Cirque du Soleil: Traumwelten

Eine junge Frau, große Augen, schlank, Bubikopf, geht auf einen Zirkus zu. Ein verwitterter, alter Mann drückt ihr ein Flugblatt in die Hand. Es wirbt für einen Aerialisten. Dieses Flugblatt wird Wegweiser und Suchmotto für die junge Frau.

Im Zirkus befindet sich eine altmodische Arena mit Künstlern aller Art. Ein Trapezkünstler schwingt sich durch die Luft (ist es der Aerialist?), stürzt ab. Da, wo er hinfällt, mitten in der Arena, gibt der Boden plötzlich nach, es entsteht ein Sog nach unten, der alles mitreißt, den abgestürzten Künstler genau so wie unsere junge Frau und wie Alice landet sie in einem Wunderland, in einem zirzensischen.

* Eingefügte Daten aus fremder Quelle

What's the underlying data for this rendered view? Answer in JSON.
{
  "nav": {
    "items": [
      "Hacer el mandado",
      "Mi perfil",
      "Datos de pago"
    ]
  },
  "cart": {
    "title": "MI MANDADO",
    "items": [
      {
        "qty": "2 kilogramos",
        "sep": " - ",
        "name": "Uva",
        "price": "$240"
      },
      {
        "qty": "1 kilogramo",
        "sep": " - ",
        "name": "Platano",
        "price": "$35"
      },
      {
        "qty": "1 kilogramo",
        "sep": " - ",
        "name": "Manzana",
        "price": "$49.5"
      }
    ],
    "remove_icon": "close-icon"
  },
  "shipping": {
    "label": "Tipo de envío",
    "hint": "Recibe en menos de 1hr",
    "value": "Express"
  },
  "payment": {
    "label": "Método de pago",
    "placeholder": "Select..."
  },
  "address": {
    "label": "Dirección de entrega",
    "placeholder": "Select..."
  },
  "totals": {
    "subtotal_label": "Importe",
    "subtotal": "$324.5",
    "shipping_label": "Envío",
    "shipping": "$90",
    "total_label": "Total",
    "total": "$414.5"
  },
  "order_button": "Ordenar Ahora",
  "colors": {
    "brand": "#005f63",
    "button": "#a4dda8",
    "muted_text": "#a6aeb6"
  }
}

Dieses Wunderland ist nichts anderes als ein riesiges Filmstudio – als solches nehme ich das wahr – das für die wahnwitzigsten Artistendarbietungen hergerichtet ist. Von Synchronschwimmern über alle Arten von Luftkünstlern. Eine mächtige Darbietung versucht die vorherige zu überbieten. Es scheint sich um einen Wettbewerb der Zirkus-Rekorde zu handeln, um einen artistischen Leistungswettbewerb, um eine artistische Leistungsshow.

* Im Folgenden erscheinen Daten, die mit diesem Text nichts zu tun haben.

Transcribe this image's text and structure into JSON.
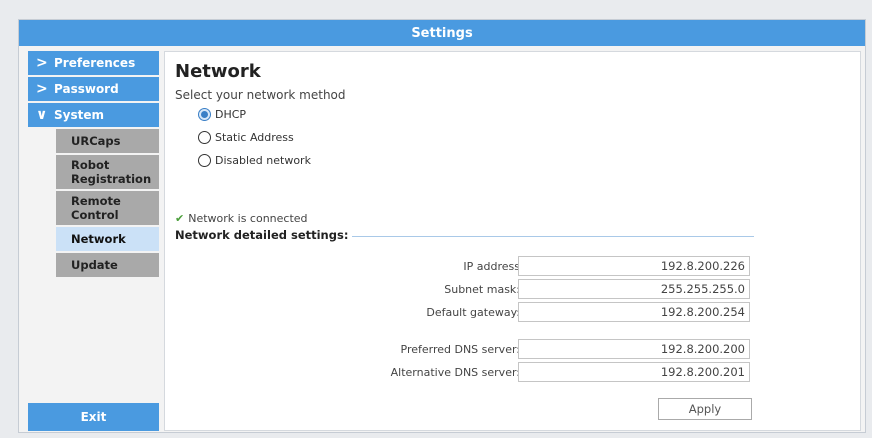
{
  "window": {
    "title": "Settings"
  },
  "sidebar": {
    "top_items": [
      {
        "label": "Preferences",
        "chevron": ">"
      },
      {
        "label": "Password",
        "chevron": ">"
      },
      {
        "label": "System",
        "chevron": "∨"
      }
    ],
    "sub_items": [
      {
        "label": "URCaps"
      },
      {
        "label": "Robot Registration"
      },
      {
        "label": "Remote Control"
      },
      {
        "label": "Network",
        "active": true
      },
      {
        "label": "Update"
      }
    ],
    "exit_label": "Exit"
  },
  "content": {
    "title": "Network",
    "subtitle": "Select your network method",
    "methods": [
      {
        "label": "DHCP",
        "selected": true
      },
      {
        "label": "Static Address",
        "selected": false
      },
      {
        "label": "Disabled network",
        "selected": false
      }
    ],
    "status": "Network is connected",
    "section_title": "Network detailed settings:",
    "fields": [
      {
        "label": "IP address",
        "value": "192.8.200.226"
      },
      {
        "label": "Subnet mask:",
        "value": "255.255.255.0"
      },
      {
        "label": "Default gateway:",
        "value": "192.8.200.254"
      },
      {
        "label": "Preferred DNS server:",
        "value": "192.8.200.200"
      },
      {
        "label": "Alternative DNS server:",
        "value": "192.8.200.201"
      }
    ],
    "apply_label": "Apply"
  },
  "colors": {
    "accent": "#4a9ae0",
    "submenu": "#a9a9a9",
    "submenu_active": "#cbe1f7",
    "status_check": "#4a9e3a"
  }
}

Es scheint, als ob uns Andrew Adamson, der Autor und Regisseur dieses Filmes vollends zudröhnen will mit Artistik, eine Nummer gewagter als die andere und das meiste in der Luft oder auf sich immer steiler anhebenden Wänden. Von Zirkuspoesie nicht die Spur. Durch den 3D-Faktor wirkt das Ganze eher als eine düstere Angelegenheit.

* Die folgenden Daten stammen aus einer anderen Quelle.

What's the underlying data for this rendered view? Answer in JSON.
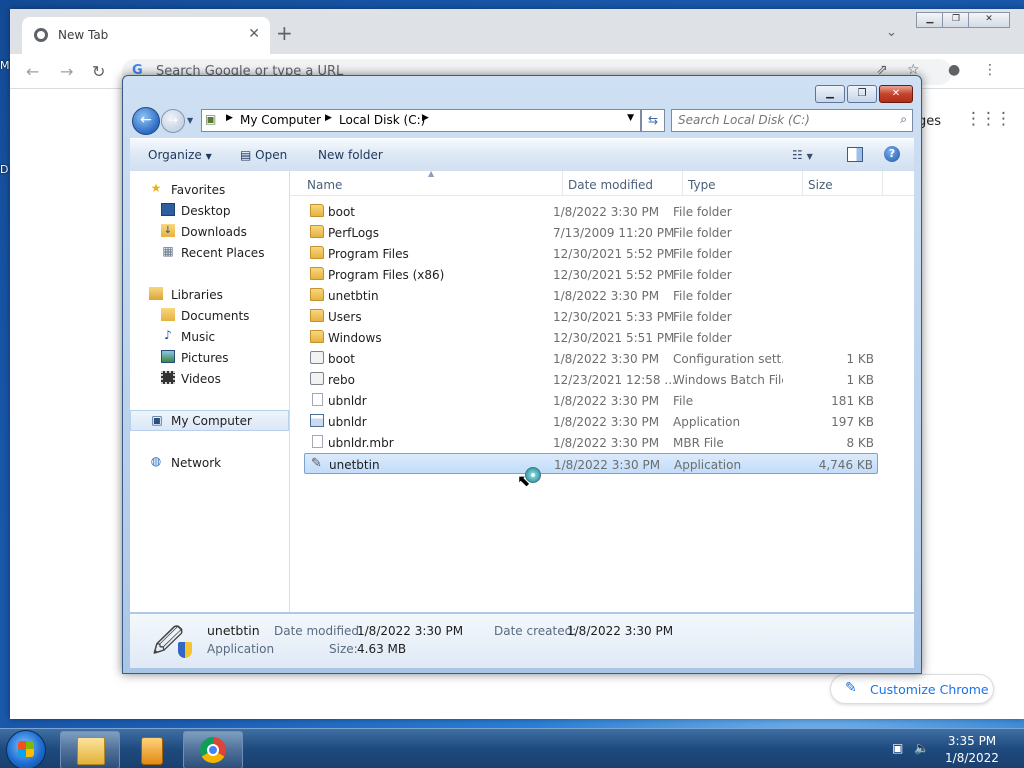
{
  "desktop": {
    "icon_letter_1": "M",
    "icon_letter_2": "D"
  },
  "chrome": {
    "tab_title": "New Tab",
    "omnibox_placeholder": "Search Google or type a URL",
    "images_link": "ges",
    "customize_label": "Customize Chrome"
  },
  "explorer": {
    "address": {
      "crumbs": [
        "My Computer",
        "Local Disk (C:)"
      ]
    },
    "search_placeholder": "Search Local Disk (C:)",
    "commands": {
      "organize": "Organize",
      "open": "Open",
      "new_folder": "New folder"
    },
    "nav": {
      "favorites": "Favorites",
      "desktop": "Desktop",
      "downloads": "Downloads",
      "recent_places": "Recent Places",
      "libraries": "Libraries",
      "documents": "Documents",
      "music": "Music",
      "pictures": "Pictures",
      "videos": "Videos",
      "my_computer": "My Computer",
      "network": "Network"
    },
    "columns": {
      "name": "Name",
      "date": "Date modified",
      "type": "Type",
      "size": "Size"
    },
    "files": [
      {
        "name": "boot",
        "date": "1/8/2022 3:30 PM",
        "type": "File folder",
        "size": "",
        "icon": "folder-icon"
      },
      {
        "name": "PerfLogs",
        "date": "7/13/2009 11:20 PM",
        "type": "File folder",
        "size": "",
        "icon": "folder-icon"
      },
      {
        "name": "Program Files",
        "date": "12/30/2021 5:52 PM",
        "type": "File folder",
        "size": "",
        "icon": "folder-icon"
      },
      {
        "name": "Program Files (x86)",
        "date": "12/30/2021 5:52 PM",
        "type": "File folder",
        "size": "",
        "icon": "folder-icon"
      },
      {
        "name": "unetbtin",
        "date": "1/8/2022 3:30 PM",
        "type": "File folder",
        "size": "",
        "icon": "folder-icon"
      },
      {
        "name": "Users",
        "date": "12/30/2021 5:33 PM",
        "type": "File folder",
        "size": "",
        "icon": "folder-icon"
      },
      {
        "name": "Windows",
        "date": "12/30/2021 5:51 PM",
        "type": "File folder",
        "size": "",
        "icon": "folder-icon"
      },
      {
        "name": "boot",
        "date": "1/8/2022 3:30 PM",
        "type": "Configuration sett...",
        "size": "1 KB",
        "icon": "config-file-icon"
      },
      {
        "name": "rebo",
        "date": "12/23/2021 12:58 ...",
        "type": "Windows Batch File",
        "size": "1 KB",
        "icon": "batch-file-icon"
      },
      {
        "name": "ubnldr",
        "date": "1/8/2022 3:30 PM",
        "type": "File",
        "size": "181 KB",
        "icon": "file-icon"
      },
      {
        "name": "ubnldr",
        "date": "1/8/2022 3:30 PM",
        "type": "Application",
        "size": "197 KB",
        "icon": "application-icon"
      },
      {
        "name": "ubnldr.mbr",
        "date": "1/8/2022 3:30 PM",
        "type": "MBR File",
        "size": "8 KB",
        "icon": "file-icon"
      },
      {
        "name": "unetbtin",
        "date": "1/8/2022 3:30 PM",
        "type": "Application",
        "size": "4,746 KB",
        "icon": "usb-drive-icon",
        "selected": true
      }
    ],
    "details": {
      "name": "unetbtin",
      "kind": "Application",
      "date_modified_label": "Date modified:",
      "date_modified": "1/8/2022 3:30 PM",
      "date_created_label": "Date created:",
      "date_created": "1/8/2022 3:30 PM",
      "size_label": "Size:",
      "size": "4.63 MB"
    }
  },
  "taskbar": {
    "time": "3:35 PM",
    "date": "1/8/2022"
  }
}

Den dünnen Faden einer Geschichte beschert uns jetzt ein Clown, der unsere bisher einzige Zuschauerin durch diesen Höllenschlund von Spektakel führt. Es gibt keine Pause zum Verschnaufen. Kein Platz für ein kleines Verdauungsbäuerchen. Eine Sensation reiht sich an die andere. Eine gewagter als die andere. Es gibt nicht einmal Ansagen, die den Kitzel erhöhen würde, es gibt keine „gekonnten“ Fehltritte.

Einzig Close-Ups von Händen, die mitten im Flug nach Unterschenkeln greifen, lassen erahnen, wie kühn diese Darbietungen sind. Bombastische Bombardierung mit Extremartistentum. Gelegentlich begleitet von Beatles-Songs. Wobei die Zartheit von „Black Bird singing in the dead of night“ vom Zirkus-Bombast schier zerquetscht wird.

Gewaltige Maschinerien, die sich bewegen mit großen Rädern, in und um die herum Menschen wie Katzen und Vögel zugleich sich hangeln und werfen und laufen und klammern. Ein Metropolis des Zirkus. Am Schluss wird unser Mädchen vom muskulösen Flugmenschen mit der weißen Pluderhose, der so gar nichts Erotisches hat, genauso wenig wie das Mädchen selber, in die Luft zu einem langen Tänzchen, einem Pas de Deux aerial, entführt. Das soll das Happy End der dünnen Story vor dem Applaus signalisieren. Insofern schade für den Wahnsinns-Aufwand. Hoffentlich haben die Artisten wenigstens eine anständige Gage bekommen.